While they’re pushing this massive and radical private-school funding scam, they will also be back to increase a tax break that individuals and businesses get for donations for private schools — more taxpayer dollars going to fund private schools — to $130 million a year.

Do we really need to be giving taxpayer-funded handouts to wealthy donors to private schools? Of course not.

Meanwhile, public school funding will suffer another year of “basic” funding under the unfortunately but aptly named the Quality Basic Education Act and under a state Constitution that requires the Georgia General Assembly provide for “an adequate public education.”

It is a shame that our standards are so low. Adequate. Basic.

We fail our kids with such low standards.

The truth is current funding levels for our schools are NOT adequate. We speak of “fully funding QBE” as if that is some remarkable achievement. It is not, especially when we consider that the formula was signed into law in 1985.

“Fully funding QBE” means nothing more than the minimal level of funding that keeps the doors to our schools open. It is not aspirational. It is basic, not exceptional. “Adequate” and “basic” are not synonyms for “quality” or “excellent.”

The sad news is that this “basic” level of funding has only been achieved three times in the past 20 years. In that period, $10 billion has been cut from public education in Georgia by the state General Assembly.

Yet we pat ourselves on the back and say, ”Hurray! We fully funded QBE.” Basic and adequate are not to be congratulated. While we congratulate ourselves on “fully funding QBE,” some attack our public education system as a failure.

If our schools are failing, it is because we have not invested in them. We have not given educators and students the resources they need to succeed.

We also allow school systems to avoid compliance with the laws and high standards the Legislature enacts. School district “waivers” let school systems ignore almost every law legislators pass.

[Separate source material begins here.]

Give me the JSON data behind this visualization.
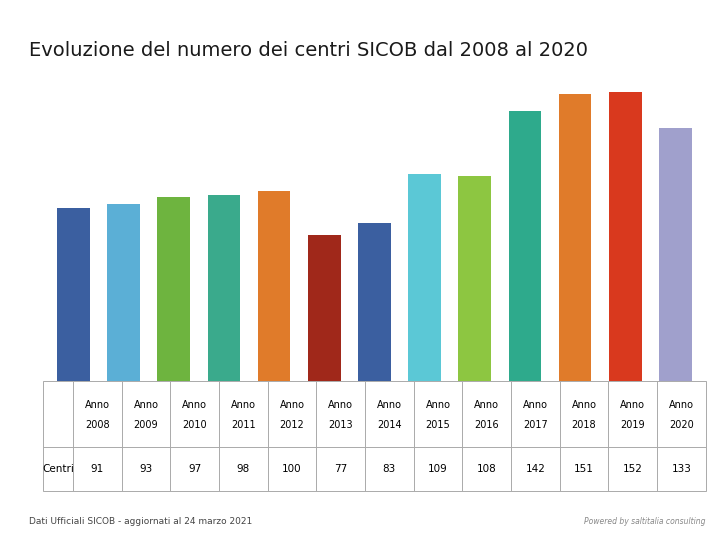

It’s a curious process and a perversion of the legislative process. It is also harmful to our students. Local school districts essentially have a “veto” power over the Legislature.

As an example, legislators have passed laws regulating class size. State law specifically establishes the maximum number of students per class, which is too high anyway. But local districts that don’t want to follow this law merely ask the unelected State Board of Education for a waiver. The state and the local school district are unwilling to come up with the necessary funding to lower class sizes, so they cram more kids into a classroom to save more … at the expense of our students.

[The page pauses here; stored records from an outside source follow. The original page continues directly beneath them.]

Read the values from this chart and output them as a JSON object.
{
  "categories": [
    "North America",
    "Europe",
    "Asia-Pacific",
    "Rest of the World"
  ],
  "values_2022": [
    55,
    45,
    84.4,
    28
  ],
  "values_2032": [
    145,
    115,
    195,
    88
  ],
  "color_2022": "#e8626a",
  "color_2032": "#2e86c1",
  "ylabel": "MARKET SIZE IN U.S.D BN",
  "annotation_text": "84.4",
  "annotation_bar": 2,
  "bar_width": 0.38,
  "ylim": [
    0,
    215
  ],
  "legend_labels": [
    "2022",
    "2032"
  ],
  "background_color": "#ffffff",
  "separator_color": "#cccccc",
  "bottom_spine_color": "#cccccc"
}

All waiver requests are granted. None have been denied. Every school district in Georgia has a “waiver” to ignore class size maximums but for two that haven’t asked for it.

Waivers for special education, gifted programs, and English for Speakers of Other Languages (ESOL) classes also allow districts to increase the number in those classes as well.

School systems can also “waive” minimum teacher salaries set by the state, hire uncertified teachers, eliminate teachers’ fair dismissal rights, nepotism laws, bus safety laws, duty-free lunch and “any other(s) identified by the local school system and approved by the state board.”

Raises intended for teachers, such as those recently enacted by Gov. Brian Kemp and passed by the Legislature, could be spent on landscaping at the central office or redirected to increase the pay of administrators under waiver laws now in place.

I appreciate that Kemp has proposed and passed salary increases for teachers by $7,000. But even with the increases, teachers in Georgia are making less today than they did 23 years ago when adjusted for inflation. Starting salaries for teachers in Georgia are lower than those in Alabama, Florida, Louisiana and Texas. The salary for a beginning teacher actually ranks 35th in the nation.

Let’s stop spending taxpayers’ hard-earned dollars to support private schools. Let’s not steal money from public schools to prop up private academies. Let’s fund our local schools in a way that lets our students shine. Let’s end “waivers” that cheat our children out of the education they deserve.